In Europe, a disease is defined as rare when it affects fewer than one out of every 2,000 people. However, as many as 30 million people may suffer from one of the more than 6,000 existing rare diseases.
Most of these diseases have a genetic origin and 50% of them affect children. Our laboratory focuses on understanding the pathophysiology of rare hereditary liver diseases and on developing new therapeutic strategies for these diseases based on gene transfer. Specifically, we have developed a gene therapy for acute intermittent porphyria (AIP), starting with the design of the vector and analyzing its efficacy and toxicity. However, most importantly, we’ve carried out a phase-I clinical trial for the treatment of patients with severe AIP at Clínica Universidad de Navarra. We have found some clinical benefit in some of the treated patients, which has encouraged us to continue with the development of these advanced therapies.

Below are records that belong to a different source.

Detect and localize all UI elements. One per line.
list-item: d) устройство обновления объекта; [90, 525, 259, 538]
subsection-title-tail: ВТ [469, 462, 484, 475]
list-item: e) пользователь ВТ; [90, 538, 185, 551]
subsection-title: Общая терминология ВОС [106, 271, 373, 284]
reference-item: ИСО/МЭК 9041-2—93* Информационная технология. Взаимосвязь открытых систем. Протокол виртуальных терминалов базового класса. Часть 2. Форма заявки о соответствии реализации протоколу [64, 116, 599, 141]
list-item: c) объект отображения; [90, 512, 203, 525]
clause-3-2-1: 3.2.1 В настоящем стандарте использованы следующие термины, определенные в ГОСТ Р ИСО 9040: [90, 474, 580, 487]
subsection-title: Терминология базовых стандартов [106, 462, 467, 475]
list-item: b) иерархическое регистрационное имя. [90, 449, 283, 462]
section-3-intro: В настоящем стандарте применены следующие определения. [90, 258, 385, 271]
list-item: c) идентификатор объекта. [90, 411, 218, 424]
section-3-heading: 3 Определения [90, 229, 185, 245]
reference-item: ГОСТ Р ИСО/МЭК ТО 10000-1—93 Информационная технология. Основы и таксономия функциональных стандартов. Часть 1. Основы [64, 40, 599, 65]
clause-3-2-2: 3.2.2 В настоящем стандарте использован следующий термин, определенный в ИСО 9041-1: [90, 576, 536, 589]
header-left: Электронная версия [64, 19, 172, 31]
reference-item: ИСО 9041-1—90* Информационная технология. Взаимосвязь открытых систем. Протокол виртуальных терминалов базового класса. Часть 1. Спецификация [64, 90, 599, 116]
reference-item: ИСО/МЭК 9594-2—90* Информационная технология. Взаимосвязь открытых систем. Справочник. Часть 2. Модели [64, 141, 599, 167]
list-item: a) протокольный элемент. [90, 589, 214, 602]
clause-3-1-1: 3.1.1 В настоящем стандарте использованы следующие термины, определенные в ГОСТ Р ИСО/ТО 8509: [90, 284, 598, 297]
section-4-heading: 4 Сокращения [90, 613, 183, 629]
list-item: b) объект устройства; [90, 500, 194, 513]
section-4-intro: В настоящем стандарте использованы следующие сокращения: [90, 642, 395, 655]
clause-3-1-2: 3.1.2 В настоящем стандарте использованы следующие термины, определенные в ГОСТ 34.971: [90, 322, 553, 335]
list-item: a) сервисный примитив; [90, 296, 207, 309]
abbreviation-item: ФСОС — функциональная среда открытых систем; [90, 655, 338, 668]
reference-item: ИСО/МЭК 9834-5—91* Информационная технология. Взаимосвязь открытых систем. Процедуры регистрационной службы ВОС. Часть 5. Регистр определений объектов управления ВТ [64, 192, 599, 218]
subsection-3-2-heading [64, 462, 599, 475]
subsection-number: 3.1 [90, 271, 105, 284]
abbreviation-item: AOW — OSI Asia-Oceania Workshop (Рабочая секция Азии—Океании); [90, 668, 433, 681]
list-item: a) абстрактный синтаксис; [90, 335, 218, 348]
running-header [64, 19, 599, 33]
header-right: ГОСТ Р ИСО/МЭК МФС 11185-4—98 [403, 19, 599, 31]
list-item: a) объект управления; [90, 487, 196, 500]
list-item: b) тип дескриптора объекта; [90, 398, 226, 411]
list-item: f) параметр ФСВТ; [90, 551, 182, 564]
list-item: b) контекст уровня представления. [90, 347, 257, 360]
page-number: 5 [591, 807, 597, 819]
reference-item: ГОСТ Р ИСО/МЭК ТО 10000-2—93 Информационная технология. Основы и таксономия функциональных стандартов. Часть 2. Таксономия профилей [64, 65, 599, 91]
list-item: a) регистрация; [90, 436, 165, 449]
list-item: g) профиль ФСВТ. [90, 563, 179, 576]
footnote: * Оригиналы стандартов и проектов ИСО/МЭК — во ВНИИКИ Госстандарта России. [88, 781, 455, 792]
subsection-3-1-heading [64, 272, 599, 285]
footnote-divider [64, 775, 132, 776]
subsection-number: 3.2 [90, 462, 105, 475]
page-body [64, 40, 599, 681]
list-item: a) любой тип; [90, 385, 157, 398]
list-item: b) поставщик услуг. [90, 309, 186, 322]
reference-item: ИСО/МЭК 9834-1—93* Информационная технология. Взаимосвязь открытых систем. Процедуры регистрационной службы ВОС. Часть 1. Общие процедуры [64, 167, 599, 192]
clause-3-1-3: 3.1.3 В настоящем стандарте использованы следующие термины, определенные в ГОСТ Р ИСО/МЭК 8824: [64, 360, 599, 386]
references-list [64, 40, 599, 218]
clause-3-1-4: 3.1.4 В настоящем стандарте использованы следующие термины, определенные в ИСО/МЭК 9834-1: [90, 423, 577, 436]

We are also working on similar strategies for Wilson’s disease, hyperoxaluria, and, of course, on the next steps in the clinical development of gene therapy for AIP. We are using AAV vectors to achieve sustained correction of the gene deficiency in these genetic diseases. At the same time, we are working on improving the vehicles for gene transfer, thanks to greater knowledge of the vector at the molecular level, and on designing protein-expression systems to generate more efficient therapies.
In collaboration with the cell-therapy group (Dr. Felipe Prosper), we are working on the development of gene-correction protocols for the above-mentioned diseases, using strategies based on CRISPR-Cas technology.